Horizontal wird der Findling aufgesägt, mit größter Sorgfalt, damit das Oberteil zum Unterteil paßgenau sich wieder fügen kann. Vom Zentrum der Schnittfläche des Unterteils aus werden sodann senkrecht ein Konus und radial auf diesen zulaufende Rillen ausgefräst. Die Geräusche dieser Tätigkeiten werden von Ulrich Eller.aufgezeichnet, elektronisch bearbeitet, mit anderen Alltagsgeräuschen zu einer Klangkomposition — den „Verweisungsklängen“3 — abgemischt und auf EPROM, einem als integrierte Schaltung ausgeführten Datenspeicher, gesichert. Vor Ort werden in den ausgefrästen Konus Speziallautsprecher eingebaut, deren Kabel unterirdisch zu einem der Schäferhofgebäude führen, das Eprom-Chips, Digital-Analog Wandler, Sequenzer der Klangdaten und die nötigen Verstärker beherbergt. Am zusammengefügten Findling wird nur noch der dünne waagerecht-äquatorial verlaufende Spalt auf seine Verwandlung in ein Artefakt verweisen.
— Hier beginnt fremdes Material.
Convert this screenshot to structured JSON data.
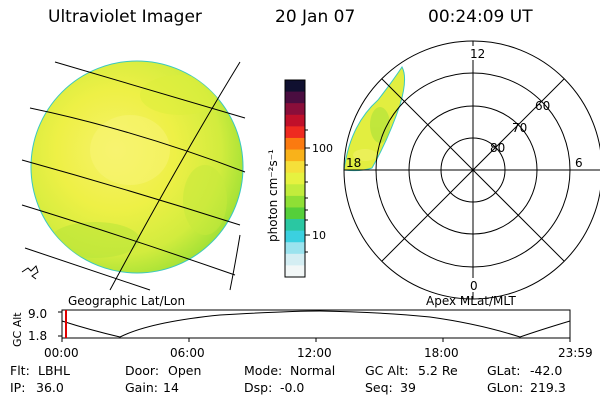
{
  "header": {
    "instrument": "Ultraviolet Imager",
    "date": "20 Jan 07",
    "time": "00:24:09 UT"
  },
  "colorbar": {
    "label": "photon cm⁻²s⁻¹",
    "tick_labels": [
      "100",
      "10"
    ],
    "colors": [
      "#101030",
      "#4a0d40",
      "#8a0e3a",
      "#c0102a",
      "#ee2a20",
      "#fb7a10",
      "#f9b21a",
      "#f5e03a",
      "#e6f240",
      "#c2ec3c",
      "#8fdf35",
      "#55cf3a",
      "#2ac7a2",
      "#3bd0e0",
      "#9be3ee",
      "#d4eef3",
      "#f2f7f7"
    ]
  },
  "left_panel": {
    "label": "Geographic Lat/Lon"
  },
  "right_panel": {
    "label": "Apex  MLat/MLT",
    "mlt_labels": [
      "12",
      "18",
      "6",
      "0"
    ],
    "lat_labels": [
      "60",
      "70",
      "80"
    ]
  },
  "orbit_plot": {
    "ylabel": "GC Alt",
    "y_ticks": [
      "9.0",
      "1.8"
    ],
    "x_ticks": [
      "00:00",
      "06:00",
      "12:00",
      "18:00",
      "23:59"
    ],
    "current_time": "00:24"
  },
  "status": {
    "flt_label": "Flt:",
    "flt_value": "LBHL",
    "ip_label": "IP:",
    "ip_value": "36.0",
    "door_label": "Door:",
    "door_value": "Open",
    "gain_label": "Gain:",
    "gain_value": "14",
    "mode_label": "Mode:",
    "mode_value": "Normal",
    "dsp_label": "Dsp:",
    "dsp_value": "-0.0",
    "gcalt_label": "GC Alt:",
    "gcalt_value": "5.2 Re",
    "seq_label": "Seq:",
    "seq_value": "39",
    "glat_label": "GLat:",
    "glat_value": "-42.0",
    "glon_label": "GLon:",
    "glon_value": "219.3"
  }
}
Er wird fortan das Zentrum eines Geflechtes wechselseitiger Bezüge aus visuellen und auditiven Elementen bilden und die mannigfaltige Dialektik von Künstlichem und Natürlichem anklingen lassen.

Das scheinbar kontrovers gerichtete emotionale und gedankliche Assoziationspotential, welches in den einander fremden stofflichen wie nichtstofflichen Materialien und Materialgruppen kombiniert ist, bricht das sprichwörtlich stumme Schweigen des Steines. Unter den Händen des Künstlers beginnt er zu sprechen. Zum Beispiel verweist er auf die Konfrontation Hermann Löns‘ mit Bill Gates, vor allem aber darauf, wie in der Beunruhigung durch das Hören eines unerwarteten Geräusches der suchende Blick das Banale in Intensität und Bewußtheit zu transformieren vermag, bis dann — Kronos versus Kairos — mit dem erfolgreichen Abschluß dieser Suche, uns Hören und Sehen schnell wieder vergeht.4 Oder lapidar im wahrsten Sinne des Wortes gesprochen: „Alles was man wahrgenommen hat, ist auch schon verloren“. 5

Die Paradoxie jener, durch subtile raffiniert um die Wahrnehmungsschwelle der ortstypischen Geräusche oszillierenden Klänge anscheinend in Schwebe versetzten Tonnage des Monolithen, wird zumindest bei denen, welche sich unvorbereitet damit konfrontiert sehen, eine Kettenreaktion nach dem Schema ‚bemerken, wahrnehmen, erkennen, beurteilen, handeln‘ auslösen; diesen apperzeptiven Prozeß, „wodurch das Kunst- und Werkhafte erst konstituiert wird“.6

Die Sonne scheint, der Wanderer naht. Der Stein spricht in den Stimmen des Materials… Zusammen(ge)hören.

Anmerkungen

1) siehe Rötzer, Florian: Inszenierung des Unerhörten, in Ulrich Eller, Saarbrücken, Berlin, 1992.
2) Verein Schäferhof Neuenkirchen e.V: Entstehung, Aufgaben: Schäferhof, Heidschnucken, Landschaft und Heide, Neuenkirchen, 1994.
3) dazu Wulffen, Thomas: Verweisungsklänge. Zum Werk Ulrich Ellers, in Sip., Berlin, 1985.
4) „Die Erfahrung, die dieses Erlebnis vermittelt, wirft ein bezeichnendes Licht auf unser Verhältnis zur uns umgebenden akustischen Welt. Wir „hören“ eigentlich nicht. Unser akustisches Wahrnehmen besteht darin, dem, was an unser Ohr dringt, Begriffe zuzuordnen, und so das Ohr von dem akuten akustischen Eindruck zu befreien. Die Straßenbahn, die wir „hören“ ist ein Bild. Auch ein Phänomen wie die Raumakustik gehört in diesen Zusammenhang. Daß wir aus der Abweichung des Gehörten zu einer vorgestellten Norm auf eine spezifische räumliche Gegebenheit schließen, zeigt, daß das Akustische im Normalfalle dazu dient, eine »innere Saite« zum Schwingen zu bringen“. Ebbeke, Klaus: Zum akustischen Aspekt der Arbeiten Ulrich Ellers, in Ulrich Eller, Berlin. 1987.
5) Ein Militär, zitiert nach Paul Virilio, zitiert nach einer Einladungskarte der Galerie Guillaume Daeppen, Basel, 1991.
6) Lingner, Michael: Kommunikation im System Kunst, Hamburg, 1990.